The sun shone from behind a plate of grey steel in the sky, an overcast morning of the sort I've been told since childhood to consider dreary and sad. Instead, I was eager to put my coat on and take a walk. These overcast days bring out qualities in the colors that are for so much of the year burnt out in the glaring sun, these days where even Deming seems full of colors.
Off of Buckeye and near the methodist church, there is a complex of retirement apartments called Kingdom of the Sun. This morning I came here to visit Geraldine, one of the few religious Buddhists living in Deming, who only discovered the presence of Deming Zen Center this fall. We are new, but Geraldine has lived here since 1985, feeling lonely and without sangha for most of these years. Recently she has suffered a stroke, sees very little, and is always on oxygen, so coming to the zen center is a tremendous effort for her. Her eyes filled with happiness when I told her I'd be happy to make a "house call."
"I'm going to ask your name a thousand times," she says, "Because I have no memory. It's so annoying."
"Thanks for understanding. Um. What's your name?"

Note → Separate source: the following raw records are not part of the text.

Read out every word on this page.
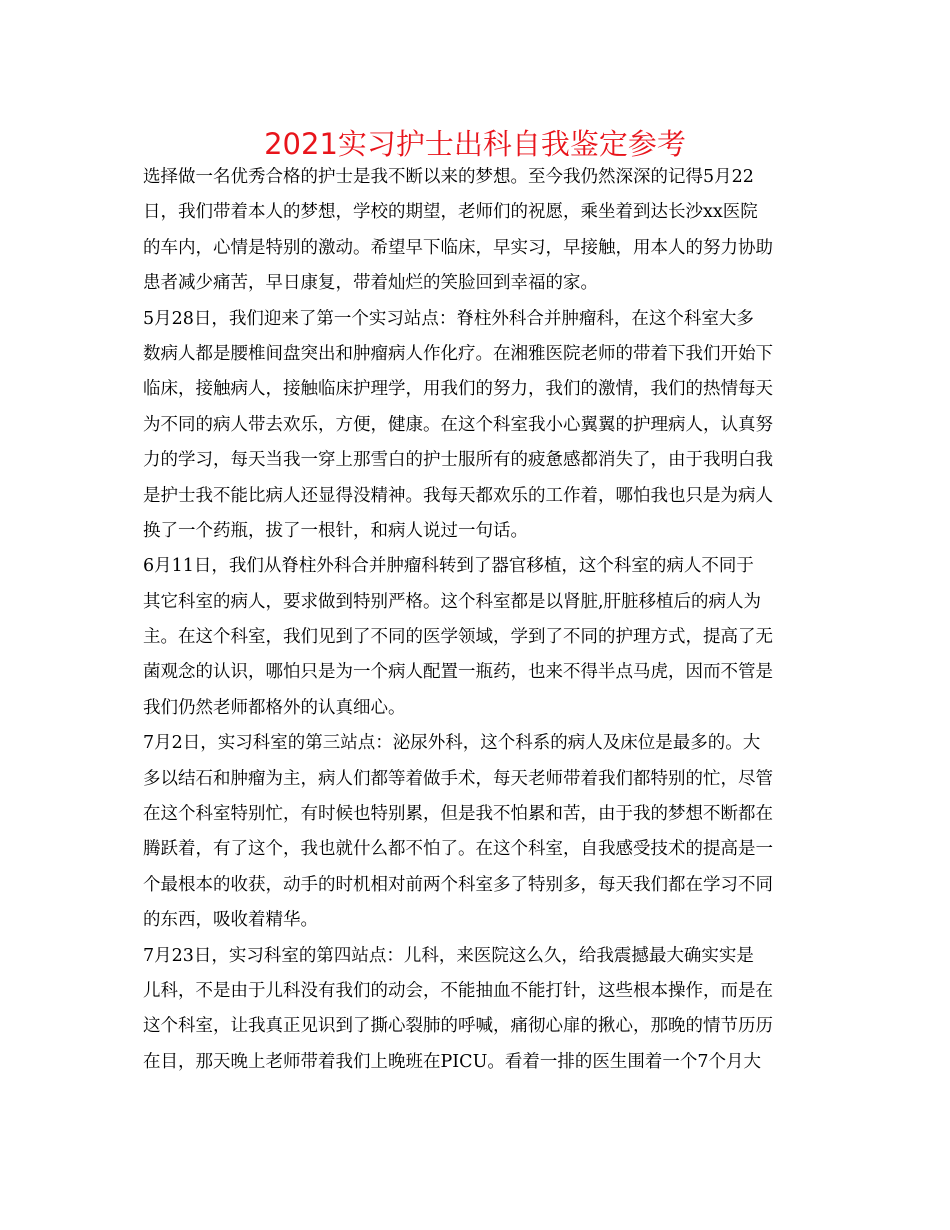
2021实习护士出科自我鉴定参考
选择做一名优秀合格的护士是我不断以来的梦想。至今我仍然深深的记得5月22
日，我们带着本人的梦想，学校的期望，老师们的祝愿，乘坐着到达长沙xx医院
的车内，心情是特别的激动。希望早下临床，早实习，早接触，用本人的努力协助
患者减少痛苦，早日康复，带着灿烂的笑脸回到幸福的家。
5月28日，我们迎来了第一个实习站点：脊柱外科合并肿瘤科，在这个科室大多
数病人都是腰椎间盘突出和肿瘤病人作化疗。在湘雅医院老师的带着下我们开始下
临床，接触病人，接触临床护理学，用我们的努力，我们的激情，我们的热情每天
为不同的病人带去欢乐，方便，健康。在这个科室我小心翼翼的护理病人，认真努
力的学习，每天当我一穿上那雪白的护士服所有的疲惫感都消失了，由于我明白我
是护士我不能比病人还显得没精神。我每天都欢乐的工作着，哪怕我也只是为病人
换了一个药瓶，拔了一根针，和病人说过一句话。
6月11日，我们从脊柱外科合并肿瘤科转到了器官移植，这个科室的病人不同于
其它科室的病人，要求做到特别严格。这个科室都是以肾脏,肝脏移植后的病人为
主。在这个科室，我们见到了不同的医学领域，学到了不同的护理方式，提高了无
菌观念的认识，哪怕只是为一个病人配置一瓶药，也来不得半点马虎，因而不管是
我们仍然老师都格外的认真细心。
7月2日，实习科室的第三站点：泌尿外科，这个科系的病人及床位是最多的。大
多以结石和肿瘤为主，病人们都等着做手术，每天老师带着我们都特别的忙，尽管
在这个科室特别忙，有时候也特别累，但是我不怕累和苦，由于我的梦想不断都在
腾跃着，有了这个，我也就什么都不怕了。在这个科室，自我感受技术的提高是一
个最根本的收获，动手的时机相对前两个科室多了特别多，每天我们都在学习不同
的东西，吸收着精华。
7月23日，实习科室的第四站点：儿科，来医院这么久，给我震撼最大确实实是
儿科，不是由于儿科没有我们的动会，不能抽血不能打针，这些根本操作，而是在
这个科室，让我真正见识到了撕心裂肺的呼喊，痛彻心扉的揪心，那晚的情节历历
在目，那天晚上老师带着我们上晚班在PICU。看着一排的医生围着一个7个月大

Sitting at a small kitchen table in her one-bedroom apartment, she pointed to boxes and bags of things she was removing from her bookshelves and her walls. "I'm suffocating," she says, but it's not just housecleaning: she is getting her affairs in order, as the saying goes. She will, as energy allows, call on me to visit, as she still has plenty of questions about the dharma and finds comfort in hearing about it and sitting.
Her male friend, Bruce, is 81 years old and has health problems of his own. Neither of them have family. He helps her. He saw me to my car when Geraldine needed to rest. Standing on the sidewalk while the wind blew dried leaves in a swirl around his hiking boots, he told me that Geraldine is getting ready and will not have a ceremony of any kind, since he'd be the only guest. Soon it will be his time, too, and he spoke about it as a simple matter of fact, the way a gardener speaks of the changing of seasons. How they came to be here in the desert with no family and friends is not a story he is interested to tell.

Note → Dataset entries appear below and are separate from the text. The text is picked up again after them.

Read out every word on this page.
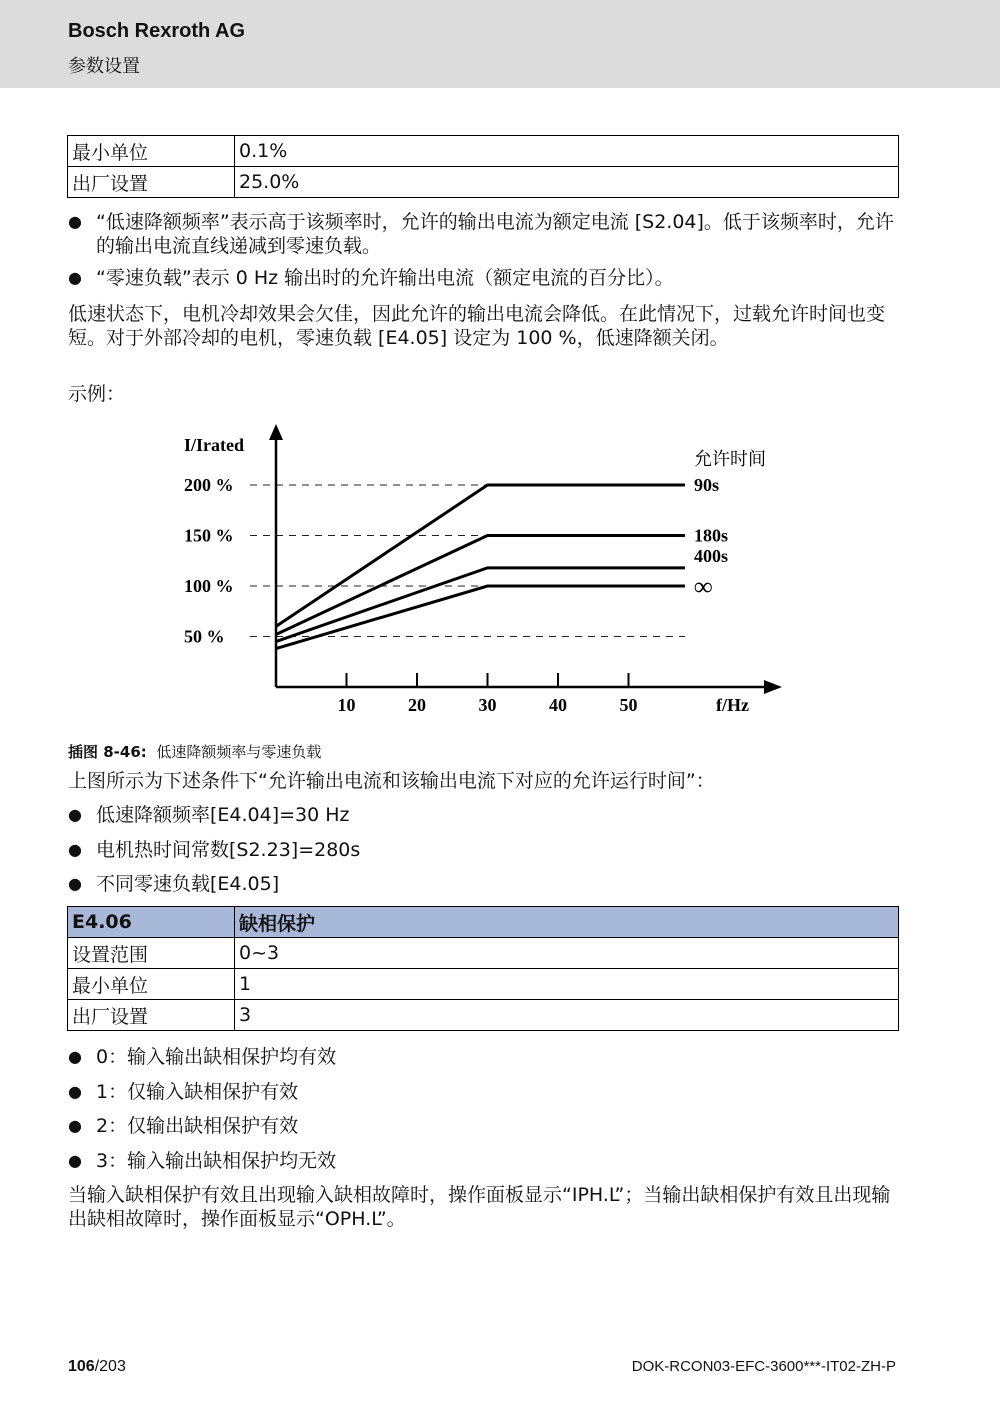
Bosch Rexroth AG
参数设置
最小单位	0.1%
出厂设置	25.0%
● “低速降额频率”表示高于该频率时，允许的输出电流为额定电流 [S2.04]。低于该频率时，允许的输出电流直线递减到零速负载。
● “零速负载”表示 0 Hz 输出时的允许输出电流（额定电流的百分比）。
低速状态下，电机冷却效果会欠佳，因此允许的输出电流会降低。在此情况下，过载允许时间也变短。对于外部冷却的电机，零速负载 [E4.05] 设定为 100 %，低速降额关闭。
示例：
I/Irated
f/Hz
允许时间
200 %
150 %
100 %
50 %
10	20	30	40	50
90s
180s
400s
∞
插图 8-46: 低速降额频率与零速负载
上图所示为下述条件下“允许输出电流和该输出电流下对应的允许运行时间”：
● 低速降额频率[E4.04]=30 Hz
● 电机热时间常数[S2.23]=280s
● 不同零速负载[E4.05]
E4.06	缺相保护
设置范围	0~3
最小单位	1
出厂设置	3
● 0：输入输出缺相保护均有效
● 1：仅输入缺相保护有效
● 2：仅输出缺相保护有效
● 3：输入输出缺相保护均无效
当输入缺相保护有效且出现输入缺相故障时，操作面板显示“IPH.L”；当输出缺相保护有效且出现输出缺相故障时，操作面板显示“OPH.L”。
106/203	DOK-RCON03-EFC-3600***-IT02-ZH-P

An hour later, I was on the interstate, driving east toward Las Cruces. The wind had picked up even more and was blowing enough dirt to cover the landscape and most of the distance in front of the car. Traffic slowed for safety and we rolled through a dust storm that emphasized the complete indifference of the desert to its human settlers and their projects. Yesterday's footprints are gone.